Moreover, it is thought that the increase in the levels of adenosine during prolonged wakefulness adversely affects hippocampus-dependent learning and memory through its action on A1 receptors. In contrast, the diverse effects of caffeine have been shown to be neuroprotective against SD induced insults to synaptic plasticity and memory function. Although, the precise mechanism by which caffeine prevents the effects of SD on memory and LTP is not clearly understood, it is postulated that caffeine protects against SD-induced LTP impairment by preventing the decrease in the levels of key signaling molecules such as CaMKII and CREB (Alhaider et al 2010a; 2010b; 2011). In view of this, it is quite possible that caffeine can prevent learning and memory impairment associated with SD through several mechanisms including antagonism of adenosine receptors, phosphodiesterase enzyme inhibition (Smellie et al 1979), and increasing calcium induced-calcium release (McPherson et al 1991).
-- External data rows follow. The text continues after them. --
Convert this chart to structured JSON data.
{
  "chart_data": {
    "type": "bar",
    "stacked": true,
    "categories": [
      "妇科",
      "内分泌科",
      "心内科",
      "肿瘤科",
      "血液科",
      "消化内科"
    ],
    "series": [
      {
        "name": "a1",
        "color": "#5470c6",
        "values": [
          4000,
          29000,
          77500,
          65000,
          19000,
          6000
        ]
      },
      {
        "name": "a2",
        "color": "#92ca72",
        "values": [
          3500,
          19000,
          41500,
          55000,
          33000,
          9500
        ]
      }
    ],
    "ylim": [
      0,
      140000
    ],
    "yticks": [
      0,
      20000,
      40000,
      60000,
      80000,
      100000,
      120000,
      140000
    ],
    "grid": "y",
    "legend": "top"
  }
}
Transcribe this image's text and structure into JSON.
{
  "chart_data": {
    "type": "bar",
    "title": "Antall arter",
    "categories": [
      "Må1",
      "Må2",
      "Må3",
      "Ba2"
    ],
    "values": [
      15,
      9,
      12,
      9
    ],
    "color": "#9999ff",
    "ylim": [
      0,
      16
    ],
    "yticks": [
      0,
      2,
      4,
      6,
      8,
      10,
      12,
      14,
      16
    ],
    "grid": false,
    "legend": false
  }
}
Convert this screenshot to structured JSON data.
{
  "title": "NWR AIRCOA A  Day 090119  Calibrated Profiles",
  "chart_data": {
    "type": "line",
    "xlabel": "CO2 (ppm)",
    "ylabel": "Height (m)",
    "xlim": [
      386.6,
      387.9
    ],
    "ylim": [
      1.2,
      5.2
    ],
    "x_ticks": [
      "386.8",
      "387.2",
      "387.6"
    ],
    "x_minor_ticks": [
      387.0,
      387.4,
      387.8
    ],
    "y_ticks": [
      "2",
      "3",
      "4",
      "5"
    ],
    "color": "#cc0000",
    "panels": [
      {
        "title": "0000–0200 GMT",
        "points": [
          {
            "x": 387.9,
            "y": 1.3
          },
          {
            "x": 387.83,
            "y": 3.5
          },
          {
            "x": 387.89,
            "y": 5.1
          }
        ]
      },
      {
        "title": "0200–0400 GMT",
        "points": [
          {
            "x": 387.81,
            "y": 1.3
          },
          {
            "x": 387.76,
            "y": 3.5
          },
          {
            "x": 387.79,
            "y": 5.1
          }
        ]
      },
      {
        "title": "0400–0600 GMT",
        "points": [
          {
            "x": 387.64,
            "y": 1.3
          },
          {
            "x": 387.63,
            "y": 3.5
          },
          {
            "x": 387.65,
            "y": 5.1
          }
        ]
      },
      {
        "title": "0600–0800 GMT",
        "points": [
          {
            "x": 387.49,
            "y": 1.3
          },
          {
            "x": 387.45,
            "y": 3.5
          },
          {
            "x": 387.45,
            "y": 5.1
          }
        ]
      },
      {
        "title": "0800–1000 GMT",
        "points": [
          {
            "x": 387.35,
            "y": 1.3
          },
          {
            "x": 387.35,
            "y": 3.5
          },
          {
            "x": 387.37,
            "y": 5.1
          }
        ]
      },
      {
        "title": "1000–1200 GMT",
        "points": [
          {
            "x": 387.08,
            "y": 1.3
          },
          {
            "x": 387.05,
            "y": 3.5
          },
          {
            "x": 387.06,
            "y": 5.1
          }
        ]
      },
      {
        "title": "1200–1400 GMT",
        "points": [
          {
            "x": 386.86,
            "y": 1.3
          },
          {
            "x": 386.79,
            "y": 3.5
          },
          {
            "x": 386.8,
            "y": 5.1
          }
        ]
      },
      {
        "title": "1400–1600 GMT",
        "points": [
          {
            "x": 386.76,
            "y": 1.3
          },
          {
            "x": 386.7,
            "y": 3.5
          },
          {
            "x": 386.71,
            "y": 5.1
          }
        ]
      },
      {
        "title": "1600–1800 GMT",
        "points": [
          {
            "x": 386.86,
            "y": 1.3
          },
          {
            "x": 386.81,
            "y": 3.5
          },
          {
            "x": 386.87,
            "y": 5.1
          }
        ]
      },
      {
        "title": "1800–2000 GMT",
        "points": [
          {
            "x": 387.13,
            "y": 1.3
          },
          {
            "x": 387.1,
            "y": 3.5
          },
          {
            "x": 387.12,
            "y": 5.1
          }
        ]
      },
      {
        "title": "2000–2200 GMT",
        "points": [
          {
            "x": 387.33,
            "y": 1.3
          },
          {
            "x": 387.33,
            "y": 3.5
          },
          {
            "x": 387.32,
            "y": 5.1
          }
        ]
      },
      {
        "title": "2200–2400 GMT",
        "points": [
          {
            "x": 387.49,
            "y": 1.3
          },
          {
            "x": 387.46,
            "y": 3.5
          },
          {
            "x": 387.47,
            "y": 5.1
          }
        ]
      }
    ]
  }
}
However, studies indicate that the concentration of caffeine typically consumed by humans (i.e. 40–180mg per cup) may act to improve learning and memory primarily by inhibiting adenosine receptors (Fredholm 1995). Thus, by antagonizing the abundant A1 receptors, caffeine disrupts the deleterious signaling cascades mediated by adenosine on both the pre-synaptic neurons and post-synaptic neurons leading to overall enhancement in synaptic plasticity.
–– Victor R Preedy (Ed): "Caffeine. Chemistry, Analysis, Function and Effects", Food and Nutritional Components in Focus, Vol 2, The Royal Society of Chemistry, 2012.